Unlike animals, plants do not complete their development during embryogenesis but instead, maintain active centres of growth at the tip of their shoots and roots. These are called the shoot and root apical meristem.

Within a meristem, plants maintain undifferentiated cells that are similar to human stem cells. This gives them the ability to develop new leaves, flowers, thorns or stems at any given moment. Which organ a meristem develops next depends on the signals they receive from the genetic networks in charge of organising the meristem.

A great example of the adaptability of meristems is the development of flowers during springtime.

As the days get longer and warmer, genetic flowering signals are activated in the leaves and travel upwards to the shoot meristem. There, the flowering signal manipulates the existing genetic network, which in turn switches from leaf to flower initiation.

Understanding the link from flowering signals to changes in cell growth patterns in the meristem is important because most of the food we eat was once developed in a shoot or root meristem. For example, wheat develops long stems with hundreds of tiny grain meristems branching from it. While within the meristem of brassicas, human selection has modified the pattern of cell division and growth to create the various broccoli, cabbages, and sprouts we eat today.

We are just starting to understand how genes can alter cell fates in the meristem, but we do know of a handful of genes that affect the normal development of meristems. Mutations of these genes lead to the development of very oddly shaped plants, for example, tomato plants with fruits bunched together like grapes instead of them being spread out more distantly.

However, it often remains a mystery how mutating these genes changed the cellular growth in the meristem. Do the cells divide less or more? Do they grow faster or slower? Did they change their direction of growth?
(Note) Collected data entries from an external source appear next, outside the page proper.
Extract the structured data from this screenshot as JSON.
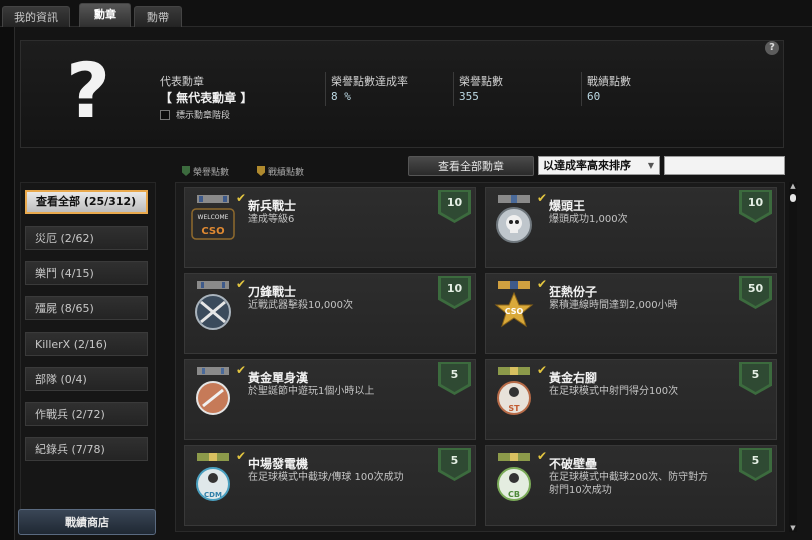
{
  "tabs": [
    {
      "label": "我的資訊"
    },
    {
      "label": "勳章"
    },
    {
      "label": "勳帶"
    }
  ],
  "info": {
    "question_mark": "?",
    "help_label": "?",
    "rep_label": "代表勳章",
    "rep_value": "【 無代表勳章 】",
    "show_stage_label": "標示勳章階段",
    "rate_label": "榮譽點數達成率",
    "rate_value": "8 %",
    "honor_label": "榮譽點數",
    "honor_value": "355",
    "battle_label": "戰績點數",
    "battle_value": "60"
  },
  "legend": {
    "honor": "榮譽點數",
    "battle": "戰績點數"
  },
  "controls": {
    "view_all": "查看全部勳章",
    "sort_value": "以達成率高來排序",
    "search_placeholder": ""
  },
  "sidebar": {
    "items": [
      {
        "label": "查看全部 (25/312)"
      },
      {
        "label": "災厄 (2/62)"
      },
      {
        "label": "樂鬥 (4/15)"
      },
      {
        "label": "殭屍 (8/65)"
      },
      {
        "label": "KillerX (2/16)"
      },
      {
        "label": "部隊 (0/4)"
      },
      {
        "label": "作戰兵 (2/72)"
      },
      {
        "label": "紀錄兵 (7/78)"
      }
    ],
    "shop": "戰績商店"
  },
  "medals": [
    {
      "name": "新兵戰士",
      "desc": "達成等級6",
      "points": "10",
      "badge_text": "CSO",
      "ribbon_text": "WELCOME"
    },
    {
      "name": "爆頭王",
      "desc": "爆頭成功1,000次",
      "points": "10",
      "badge_text": "",
      "ribbon_text": ""
    },
    {
      "name": "刀鋒戰士",
      "desc": "近戰武器擊殺10,000次",
      "points": "10",
      "badge_text": "",
      "ribbon_text": ""
    },
    {
      "name": "狂熱份子",
      "desc": "累積連線時間達到2,000小時",
      "points": "50",
      "badge_text": "CSO",
      "ribbon_text": ""
    },
    {
      "name": "黃金單身漢",
      "desc": "於聖誕節中遊玩1個小時以上",
      "points": "5",
      "badge_text": "",
      "ribbon_text": ""
    },
    {
      "name": "黃金右腳",
      "desc": "在足球模式中射門得分100次",
      "points": "5",
      "badge_text": "ST",
      "ribbon_text": ""
    },
    {
      "name": "中場發電機",
      "desc": "在足球模式中截球/傳球 100次成功",
      "points": "5",
      "badge_text": "CDM",
      "ribbon_text": ""
    },
    {
      "name": "不破壁壘",
      "desc": "在足球模式中截球200次、防守對方射門10次成功",
      "points": "5",
      "badge_text": "CB",
      "ribbon_text": ""
    }
  ],
  "colors": {
    "accent_orange": "#e9a94d",
    "check_yellow": "#e3c640",
    "honor_green": "#3c6b3e"
  }
}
Today, we can for the first time ask these questions with the help of computational tools that are able to analyse the growth of cells from microscopy images.

When processing images taken of the same meristem on consecutive days the programs can calculate the rate of cell growth and cell division across the meristem, as well as the direction of this growth.

Through this approach researchers can now study the rules of cellular growth that give plants the power to move

And thus the field of Botany has dramatically changed over the past 200 years, from describing the shape of plants, to understanding that they can move and adapt their surrounding environment and to now being able to study the mechanisms of growth that facilitate the powerful movement of plants.